Monday, September 19, 2011

Best Hope for Euro Lies in Fear of Failure

by Simon Nixon

Wall Street Journal

September 19, 2011

Perhaps the only thing holding the euro together is the near-impossibility of breaking it up—and the cataclysm that its collapse could unleash. Even so, the political obstacles confronting euro-zone leaders as they battle to save the single currency are formidable.

The first is the decision over whether Greece should receive the next €8 billion installment of its bailout package, now postponed until mid-October in an attempt to ramp up pressure on Athens to meet bailout targets. The clear threat is that failure would result in Greek bankruptcy. This pressure appears to have yielded results: Following a four-hour cabinet meeting Sunday, finance minister Evangelos Venizelos said Athens would speed up promised reforms and introduce new measures to ensure it meets its 2011 budget target.

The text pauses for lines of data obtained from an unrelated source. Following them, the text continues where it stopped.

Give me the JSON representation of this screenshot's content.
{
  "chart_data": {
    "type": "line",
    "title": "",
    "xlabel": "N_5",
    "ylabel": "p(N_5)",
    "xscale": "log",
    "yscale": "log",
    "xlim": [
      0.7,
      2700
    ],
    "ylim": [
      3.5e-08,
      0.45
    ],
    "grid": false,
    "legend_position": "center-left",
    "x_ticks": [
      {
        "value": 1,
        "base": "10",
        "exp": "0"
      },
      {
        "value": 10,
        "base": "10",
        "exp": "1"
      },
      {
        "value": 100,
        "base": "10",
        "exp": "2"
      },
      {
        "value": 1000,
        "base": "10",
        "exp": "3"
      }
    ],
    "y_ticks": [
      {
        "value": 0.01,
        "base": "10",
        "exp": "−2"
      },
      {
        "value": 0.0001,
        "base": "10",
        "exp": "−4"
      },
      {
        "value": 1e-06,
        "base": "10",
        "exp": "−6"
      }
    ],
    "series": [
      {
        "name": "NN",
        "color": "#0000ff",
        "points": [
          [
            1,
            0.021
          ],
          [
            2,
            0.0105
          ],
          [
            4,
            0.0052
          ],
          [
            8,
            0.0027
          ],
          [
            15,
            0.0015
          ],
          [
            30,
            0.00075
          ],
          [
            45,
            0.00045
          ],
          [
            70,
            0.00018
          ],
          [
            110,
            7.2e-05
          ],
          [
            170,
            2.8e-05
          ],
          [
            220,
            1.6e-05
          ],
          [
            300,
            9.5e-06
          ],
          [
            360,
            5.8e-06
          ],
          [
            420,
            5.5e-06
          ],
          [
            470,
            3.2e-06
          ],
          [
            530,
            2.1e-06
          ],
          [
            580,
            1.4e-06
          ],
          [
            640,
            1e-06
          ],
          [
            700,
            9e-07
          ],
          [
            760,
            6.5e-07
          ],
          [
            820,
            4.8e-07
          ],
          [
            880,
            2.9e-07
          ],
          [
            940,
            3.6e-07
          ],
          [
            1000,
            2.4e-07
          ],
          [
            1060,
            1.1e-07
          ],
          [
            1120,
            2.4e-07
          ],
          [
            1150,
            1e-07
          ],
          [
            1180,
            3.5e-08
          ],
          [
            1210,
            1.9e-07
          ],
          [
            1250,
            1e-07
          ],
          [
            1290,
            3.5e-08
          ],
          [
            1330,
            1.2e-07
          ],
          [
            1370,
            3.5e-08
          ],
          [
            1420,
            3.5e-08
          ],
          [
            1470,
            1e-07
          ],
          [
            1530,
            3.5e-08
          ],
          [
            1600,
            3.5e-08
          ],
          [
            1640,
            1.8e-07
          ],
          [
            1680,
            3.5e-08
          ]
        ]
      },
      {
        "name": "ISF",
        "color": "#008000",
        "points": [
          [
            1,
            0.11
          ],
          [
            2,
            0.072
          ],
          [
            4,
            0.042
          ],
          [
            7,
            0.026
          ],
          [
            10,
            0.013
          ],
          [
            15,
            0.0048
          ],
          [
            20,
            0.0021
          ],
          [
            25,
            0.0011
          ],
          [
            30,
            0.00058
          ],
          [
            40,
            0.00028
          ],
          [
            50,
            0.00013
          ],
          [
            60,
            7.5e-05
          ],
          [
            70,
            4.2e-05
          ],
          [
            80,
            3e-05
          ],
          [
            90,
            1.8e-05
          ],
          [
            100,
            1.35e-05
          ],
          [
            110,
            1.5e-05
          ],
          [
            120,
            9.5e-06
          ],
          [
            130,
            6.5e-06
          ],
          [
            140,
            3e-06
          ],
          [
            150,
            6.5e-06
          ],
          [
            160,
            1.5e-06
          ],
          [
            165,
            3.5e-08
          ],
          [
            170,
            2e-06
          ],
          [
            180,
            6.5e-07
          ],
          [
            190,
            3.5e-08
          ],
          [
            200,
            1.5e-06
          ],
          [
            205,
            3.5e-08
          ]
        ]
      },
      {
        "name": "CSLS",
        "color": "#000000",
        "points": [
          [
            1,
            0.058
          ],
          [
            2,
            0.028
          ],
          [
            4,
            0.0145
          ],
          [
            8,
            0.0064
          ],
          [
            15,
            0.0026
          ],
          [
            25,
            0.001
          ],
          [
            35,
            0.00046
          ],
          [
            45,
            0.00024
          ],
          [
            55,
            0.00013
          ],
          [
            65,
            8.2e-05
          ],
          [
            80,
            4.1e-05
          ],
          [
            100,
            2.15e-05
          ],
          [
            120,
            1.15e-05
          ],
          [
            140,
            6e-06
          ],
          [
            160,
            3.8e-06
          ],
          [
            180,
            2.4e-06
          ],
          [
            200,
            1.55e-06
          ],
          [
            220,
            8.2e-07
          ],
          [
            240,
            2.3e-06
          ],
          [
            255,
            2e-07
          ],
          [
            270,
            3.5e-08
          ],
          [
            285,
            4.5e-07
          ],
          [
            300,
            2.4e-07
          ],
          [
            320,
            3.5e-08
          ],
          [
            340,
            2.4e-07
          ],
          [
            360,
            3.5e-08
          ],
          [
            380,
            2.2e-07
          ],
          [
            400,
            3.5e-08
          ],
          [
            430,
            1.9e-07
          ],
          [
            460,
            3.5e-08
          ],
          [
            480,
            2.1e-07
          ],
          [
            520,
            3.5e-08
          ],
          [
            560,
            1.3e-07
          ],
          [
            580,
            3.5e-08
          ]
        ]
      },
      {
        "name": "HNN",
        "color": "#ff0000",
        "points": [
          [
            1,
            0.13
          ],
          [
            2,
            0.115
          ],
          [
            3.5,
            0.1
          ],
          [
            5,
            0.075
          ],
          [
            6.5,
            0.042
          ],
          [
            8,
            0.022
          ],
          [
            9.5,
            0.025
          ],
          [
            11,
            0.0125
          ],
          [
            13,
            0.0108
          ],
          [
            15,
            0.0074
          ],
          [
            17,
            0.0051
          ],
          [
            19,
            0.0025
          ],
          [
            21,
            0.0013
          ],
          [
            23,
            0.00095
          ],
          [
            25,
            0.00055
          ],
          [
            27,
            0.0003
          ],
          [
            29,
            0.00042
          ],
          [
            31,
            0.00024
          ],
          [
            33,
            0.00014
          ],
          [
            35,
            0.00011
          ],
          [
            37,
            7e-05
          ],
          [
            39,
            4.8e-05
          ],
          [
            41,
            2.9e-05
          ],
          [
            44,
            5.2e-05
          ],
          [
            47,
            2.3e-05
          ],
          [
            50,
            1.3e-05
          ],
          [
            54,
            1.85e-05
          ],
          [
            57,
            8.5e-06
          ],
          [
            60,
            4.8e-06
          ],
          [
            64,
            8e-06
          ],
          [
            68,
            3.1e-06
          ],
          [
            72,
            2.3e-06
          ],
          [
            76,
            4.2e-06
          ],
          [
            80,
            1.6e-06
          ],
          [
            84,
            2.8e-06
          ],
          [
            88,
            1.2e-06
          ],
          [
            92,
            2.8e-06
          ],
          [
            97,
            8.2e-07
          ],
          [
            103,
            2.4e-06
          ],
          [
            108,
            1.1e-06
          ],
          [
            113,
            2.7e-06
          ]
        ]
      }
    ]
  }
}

But even if Greece gets its money in October, it may only postpone the reckoning: Its budget deficit this year is likely to be 10% compared with a target of 7.5%, says Citigroup. And Athens has barely started on a promised privatization program. The market is convinced the Troika—the name given the team of officials from the International Monetary Fund, European Central Bank and European Commission—will ultimately have to admit that Greece won't meet its targets. That would pave the way for a default and coercive, rather than voluntary, debt restructuring.